Bei der Ankunft der Verbündeten vor dieser Stadt wurde
auf gleiche Weise, wie oben erzählt, unterhandelt. Der dritte Sultan beschloss,
sie in der Aufsuchung seines Tochtermannes zu begleiten, und die Prinzessin
vereinigte sich willig mit den beiden andern. Sie zogen weiter, und auf dem Weg
wurde die Prinzessin, welche den Vogel verloren hatte, von den andern
vollständig von der Schönheit, Tapferkeit und männlichen Stärke Aladdins
unterrichtet, was sie nur noch begieriger machte, ihn zu finden. Endlich, nach
fortgesetzten und ununterbrochenen Märschen, erreichten die drei Sultane Yemen
und schlugen gegen Sonnenuntergang ihre Lager auf einer grünen,
wohl bewässerten Ebene in der Nähe der Hauptstadt auf.

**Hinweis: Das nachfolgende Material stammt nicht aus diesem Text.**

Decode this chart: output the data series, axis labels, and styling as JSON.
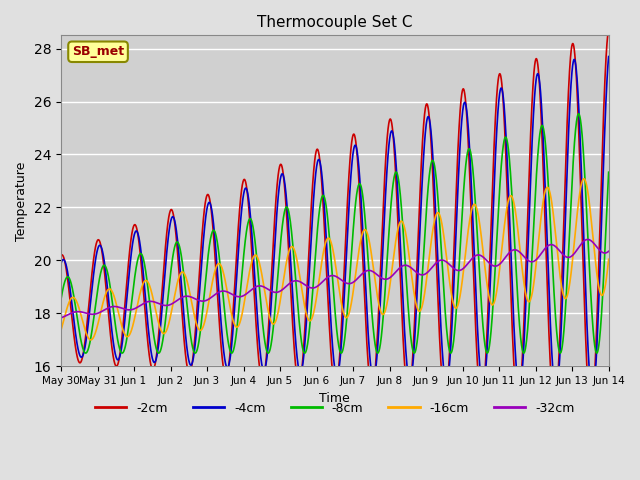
{
  "title": "Thermocouple Set C",
  "xlabel": "Time",
  "ylabel": "Temperature",
  "ylim": [
    16,
    28.5
  ],
  "yticks": [
    16,
    18,
    20,
    22,
    24,
    26,
    28
  ],
  "annotation": "SB_met",
  "fig_facecolor": "#e0e0e0",
  "plot_facecolor": "#d0d0d0",
  "lines": {
    "-2cm": {
      "color": "#cc0000",
      "lw": 1.2
    },
    "-4cm": {
      "color": "#0000cc",
      "lw": 1.2
    },
    "-8cm": {
      "color": "#00bb00",
      "lw": 1.2
    },
    "-16cm": {
      "color": "#ffaa00",
      "lw": 1.2
    },
    "-32cm": {
      "color": "#9900bb",
      "lw": 1.2
    }
  },
  "legend_order": [
    "-2cm",
    "-4cm",
    "-8cm",
    "-16cm",
    "-32cm"
  ],
  "x_tick_labels": [
    "May 30",
    "May 31",
    "Jun 1",
    "Jun 2",
    "Jun 3",
    "Jun 4",
    "Jun 5",
    "Jun 6",
    "Jun 7",
    "Jun 8",
    "Jun 9",
    "Jun 10",
    "Jun 11",
    "Jun 12",
    "Jun 13",
    "Jun 14"
  ]
}
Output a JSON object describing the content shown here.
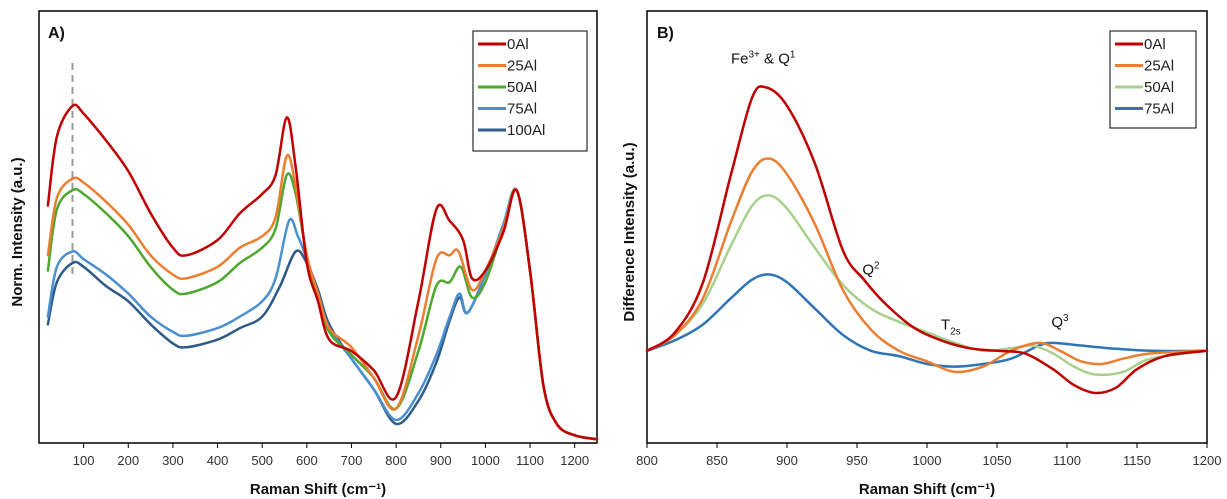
{
  "chart_data": [
    {
      "type": "line",
      "panel": "A)",
      "xlabel": "Raman Shift (cm⁻¹)",
      "ylabel": "Norm. Intensity (a.u.)",
      "xlim": [
        0,
        1250
      ],
      "xticks": [
        100,
        200,
        300,
        400,
        500,
        600,
        700,
        800,
        900,
        1000,
        1100,
        1200
      ],
      "ylim": [
        0,
        1.0
      ],
      "y_ticks_shown": false,
      "grid": false,
      "legend_position": "top-right",
      "reference_line": {
        "x": 75,
        "style": "dashed",
        "color": "#999999"
      },
      "series": [
        {
          "name": "0Al",
          "color": "#C00000",
          "points": [
            [
              20,
              0.62
            ],
            [
              40,
              0.8
            ],
            [
              75,
              0.88
            ],
            [
              100,
              0.86
            ],
            [
              150,
              0.79
            ],
            [
              200,
              0.71
            ],
            [
              250,
              0.6
            ],
            [
              300,
              0.51
            ],
            [
              330,
              0.49
            ],
            [
              400,
              0.53
            ],
            [
              450,
              0.6
            ],
            [
              500,
              0.65
            ],
            [
              530,
              0.7
            ],
            [
              555,
              0.85
            ],
            [
              575,
              0.72
            ],
            [
              600,
              0.47
            ],
            [
              625,
              0.37
            ],
            [
              650,
              0.27
            ],
            [
              700,
              0.24
            ],
            [
              750,
              0.19
            ],
            [
              800,
              0.12
            ],
            [
              850,
              0.37
            ],
            [
              890,
              0.61
            ],
            [
              920,
              0.58
            ],
            [
              950,
              0.53
            ],
            [
              970,
              0.43
            ],
            [
              1000,
              0.45
            ],
            [
              1040,
              0.55
            ],
            [
              1070,
              0.66
            ],
            [
              1100,
              0.45
            ],
            [
              1130,
              0.15
            ],
            [
              1160,
              0.05
            ],
            [
              1200,
              0.02
            ],
            [
              1250,
              0.01
            ]
          ]
        },
        {
          "name": "25Al",
          "color": "#ED7D31",
          "points": [
            [
              20,
              0.49
            ],
            [
              40,
              0.64
            ],
            [
              75,
              0.69
            ],
            [
              100,
              0.68
            ],
            [
              150,
              0.63
            ],
            [
              200,
              0.57
            ],
            [
              250,
              0.49
            ],
            [
              300,
              0.44
            ],
            [
              330,
              0.43
            ],
            [
              400,
              0.46
            ],
            [
              450,
              0.51
            ],
            [
              500,
              0.54
            ],
            [
              530,
              0.59
            ],
            [
              555,
              0.75
            ],
            [
              575,
              0.67
            ],
            [
              600,
              0.49
            ],
            [
              625,
              0.39
            ],
            [
              650,
              0.3
            ],
            [
              700,
              0.25
            ],
            [
              750,
              0.17
            ],
            [
              800,
              0.09
            ],
            [
              850,
              0.28
            ],
            [
              890,
              0.48
            ],
            [
              920,
              0.49
            ],
            [
              940,
              0.5
            ],
            [
              970,
              0.4
            ],
            [
              1000,
              0.45
            ],
            [
              1040,
              0.56
            ],
            [
              1070,
              0.66
            ],
            [
              1100,
              0.45
            ],
            [
              1130,
              0.15
            ],
            [
              1160,
              0.05
            ],
            [
              1200,
              0.02
            ],
            [
              1250,
              0.01
            ]
          ]
        },
        {
          "name": "50Al",
          "color": "#4EA72E",
          "points": [
            [
              20,
              0.45
            ],
            [
              40,
              0.61
            ],
            [
              75,
              0.66
            ],
            [
              100,
              0.65
            ],
            [
              150,
              0.6
            ],
            [
              200,
              0.54
            ],
            [
              250,
              0.46
            ],
            [
              300,
              0.4
            ],
            [
              330,
              0.39
            ],
            [
              400,
              0.42
            ],
            [
              450,
              0.47
            ],
            [
              500,
              0.51
            ],
            [
              530,
              0.56
            ],
            [
              555,
              0.7
            ],
            [
              575,
              0.65
            ],
            [
              600,
              0.49
            ],
            [
              625,
              0.38
            ],
            [
              650,
              0.29
            ],
            [
              700,
              0.23
            ],
            [
              750,
              0.17
            ],
            [
              800,
              0.09
            ],
            [
              850,
              0.24
            ],
            [
              890,
              0.41
            ],
            [
              920,
              0.42
            ],
            [
              945,
              0.46
            ],
            [
              970,
              0.38
            ],
            [
              1000,
              0.42
            ],
            [
              1040,
              0.56
            ],
            [
              1070,
              0.66
            ],
            [
              1100,
              0.45
            ],
            [
              1130,
              0.15
            ],
            [
              1160,
              0.05
            ],
            [
              1200,
              0.02
            ],
            [
              1250,
              0.01
            ]
          ]
        },
        {
          "name": "75Al",
          "color": "#4A90D0",
          "points": [
            [
              20,
              0.33
            ],
            [
              40,
              0.46
            ],
            [
              75,
              0.5
            ],
            [
              100,
              0.48
            ],
            [
              150,
              0.44
            ],
            [
              200,
              0.39
            ],
            [
              250,
              0.33
            ],
            [
              300,
              0.29
            ],
            [
              330,
              0.28
            ],
            [
              400,
              0.3
            ],
            [
              450,
              0.33
            ],
            [
              500,
              0.37
            ],
            [
              530,
              0.43
            ],
            [
              560,
              0.58
            ],
            [
              580,
              0.54
            ],
            [
              600,
              0.48
            ],
            [
              625,
              0.39
            ],
            [
              650,
              0.3
            ],
            [
              700,
              0.22
            ],
            [
              750,
              0.14
            ],
            [
              800,
              0.06
            ],
            [
              850,
              0.13
            ],
            [
              890,
              0.23
            ],
            [
              920,
              0.33
            ],
            [
              942,
              0.39
            ],
            [
              960,
              0.34
            ],
            [
              1000,
              0.44
            ],
            [
              1040,
              0.57
            ],
            [
              1070,
              0.66
            ],
            [
              1100,
              0.45
            ],
            [
              1130,
              0.15
            ],
            [
              1160,
              0.05
            ],
            [
              1200,
              0.02
            ],
            [
              1250,
              0.01
            ]
          ]
        },
        {
          "name": "100Al",
          "color": "#2F5B8A",
          "points": [
            [
              20,
              0.31
            ],
            [
              40,
              0.42
            ],
            [
              75,
              0.47
            ],
            [
              100,
              0.46
            ],
            [
              150,
              0.41
            ],
            [
              200,
              0.37
            ],
            [
              250,
              0.31
            ],
            [
              300,
              0.26
            ],
            [
              330,
              0.25
            ],
            [
              400,
              0.27
            ],
            [
              450,
              0.3
            ],
            [
              500,
              0.33
            ],
            [
              540,
              0.41
            ],
            [
              575,
              0.5
            ],
            [
              600,
              0.47
            ],
            [
              625,
              0.4
            ],
            [
              650,
              0.31
            ],
            [
              700,
              0.22
            ],
            [
              750,
              0.14
            ],
            [
              800,
              0.05
            ],
            [
              850,
              0.11
            ],
            [
              890,
              0.21
            ],
            [
              920,
              0.32
            ],
            [
              942,
              0.38
            ],
            [
              960,
              0.34
            ],
            [
              1000,
              0.44
            ],
            [
              1040,
              0.57
            ],
            [
              1070,
              0.66
            ],
            [
              1100,
              0.45
            ],
            [
              1130,
              0.15
            ],
            [
              1160,
              0.05
            ],
            [
              1200,
              0.02
            ],
            [
              1250,
              0.01
            ]
          ]
        }
      ]
    },
    {
      "type": "line",
      "panel": "B)",
      "xlabel": "Raman Shift (cm⁻¹)",
      "ylabel": "Difference Intensity (a.u.)",
      "xlim": [
        800,
        1200
      ],
      "xticks": [
        800,
        850,
        900,
        950,
        1000,
        1050,
        1100,
        1150,
        1200
      ],
      "ylim": [
        -0.35,
        1.18
      ],
      "y_ticks_shown": false,
      "grid": false,
      "legend_position": "top-right",
      "annotations": [
        {
          "text": "Fe",
          "sup": "3+",
          "after": " & Q",
          "sup2": "1",
          "x": 883,
          "y": 1.09
        },
        {
          "text": "Q",
          "sup": "2",
          "x": 960,
          "y": 0.29
        },
        {
          "text": "T",
          "sub": "2s",
          "x": 1017,
          "y": 0.08
        },
        {
          "text": "Q",
          "sup": "3",
          "x": 1095,
          "y": 0.09
        }
      ],
      "series": [
        {
          "name": "0Al",
          "color": "#C00000",
          "points": [
            [
              800,
              0.0
            ],
            [
              820,
              0.07
            ],
            [
              840,
              0.26
            ],
            [
              860,
              0.67
            ],
            [
              875,
              0.96
            ],
            [
              885,
              1.0
            ],
            [
              900,
              0.93
            ],
            [
              920,
              0.71
            ],
            [
              940,
              0.38
            ],
            [
              955,
              0.27
            ],
            [
              970,
              0.18
            ],
            [
              990,
              0.09
            ],
            [
              1010,
              0.04
            ],
            [
              1030,
              0.01
            ],
            [
              1050,
              0.0
            ],
            [
              1070,
              -0.01
            ],
            [
              1090,
              -0.07
            ],
            [
              1105,
              -0.13
            ],
            [
              1120,
              -0.16
            ],
            [
              1135,
              -0.14
            ],
            [
              1150,
              -0.07
            ],
            [
              1170,
              -0.02
            ],
            [
              1200,
              0.0
            ]
          ]
        },
        {
          "name": "25Al",
          "color": "#ED7D31",
          "points": [
            [
              800,
              0.0
            ],
            [
              820,
              0.06
            ],
            [
              840,
              0.2
            ],
            [
              860,
              0.49
            ],
            [
              875,
              0.68
            ],
            [
              887,
              0.73
            ],
            [
              900,
              0.67
            ],
            [
              920,
              0.48
            ],
            [
              940,
              0.23
            ],
            [
              960,
              0.08
            ],
            [
              980,
              0.0
            ],
            [
              1000,
              -0.04
            ],
            [
              1020,
              -0.08
            ],
            [
              1040,
              -0.06
            ],
            [
              1060,
              0.0
            ],
            [
              1080,
              0.03
            ],
            [
              1095,
              0.0
            ],
            [
              1110,
              -0.04
            ],
            [
              1125,
              -0.05
            ],
            [
              1140,
              -0.03
            ],
            [
              1160,
              -0.01
            ],
            [
              1200,
              0.0
            ]
          ]
        },
        {
          "name": "50Al",
          "color": "#A8D08D",
          "points": [
            [
              800,
              0.0
            ],
            [
              820,
              0.06
            ],
            [
              840,
              0.18
            ],
            [
              860,
              0.4
            ],
            [
              875,
              0.55
            ],
            [
              887,
              0.59
            ],
            [
              900,
              0.54
            ],
            [
              920,
              0.39
            ],
            [
              940,
              0.25
            ],
            [
              960,
              0.16
            ],
            [
              980,
              0.11
            ],
            [
              1000,
              0.07
            ],
            [
              1020,
              0.03
            ],
            [
              1040,
              0.0
            ],
            [
              1060,
              0.01
            ],
            [
              1075,
              0.02
            ],
            [
              1090,
              -0.01
            ],
            [
              1105,
              -0.06
            ],
            [
              1120,
              -0.09
            ],
            [
              1140,
              -0.08
            ],
            [
              1160,
              -0.03
            ],
            [
              1200,
              0.0
            ]
          ]
        },
        {
          "name": "75Al",
          "color": "#2E75B6",
          "points": [
            [
              800,
              0.0
            ],
            [
              820,
              0.04
            ],
            [
              840,
              0.1
            ],
            [
              860,
              0.2
            ],
            [
              875,
              0.27
            ],
            [
              887,
              0.29
            ],
            [
              900,
              0.26
            ],
            [
              920,
              0.16
            ],
            [
              940,
              0.06
            ],
            [
              960,
              0.0
            ],
            [
              980,
              -0.02
            ],
            [
              1000,
              -0.05
            ],
            [
              1020,
              -0.06
            ],
            [
              1040,
              -0.05
            ],
            [
              1060,
              -0.03
            ],
            [
              1080,
              0.02
            ],
            [
              1090,
              0.03
            ],
            [
              1110,
              0.02
            ],
            [
              1130,
              0.01
            ],
            [
              1160,
              0.0
            ],
            [
              1200,
              0.0
            ]
          ]
        }
      ]
    }
  ]
}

Der Sultan von Yemen sah mit großer Unruhe und Besorgnis
ein so zahlreiches Heer so nahe an seiner Hauptstadt gelagert, aber verbarg
seine Furcht und gab alle nötigen Befehle, um die Stadt vor einem nächtlichen
überfall zu sichern. Am Morgen wurde er beruhigt, als die verbündeten Sultane
einen Gesandten mit reichen Geschenken, mit Versicherungen, dass sie keine
feindlichen Absichten hegten, und mit der Bitte, er möchte sie in ihrem Lager
besuchen und es mit den nötigen Bedürfnissen versehen, an ihn absandten. Der
Sultan nahm die Einladung an, und als das Gefolge in Bereitschaft war, so kam
er, von allen Hofleuten in ihrer höchsten Pracht begleitet, in das Lager, wo er
mit den ihm gebührenden Ehrenbezeigungen aufgenommen wurde. Die drei Sultane
waren ihm bis zu den Vorposten entgegengegangen, und nach den gewöhnlichen
Begrüßungsfeierlichkeiten geleiteten sie ihn in ein prächtiges Zelt aus rotem
Samt, dessen Fransen und Stricke von Goldfäden, die Pflöcke von gediegenem
Silber waren, und dessen Futter aus einem Silberstoff bestand, der mit seidenen
Blumen von allen Farben in erhabener Arbeit, mit Goldfolie untermischt,
durchwirkt war. Der Boden war mit prächtigen Teppichen bedeckt, und auf einer
mit Goldbrokat belegten Erhöhung am oberen Ende standen vier Diwane, deren
Decken und Kissen über alle Beschreibung prachtvoll waren, da sie aus
persischem Samt, mit kostbaren Perlen besetzt und beblümt, bestanden.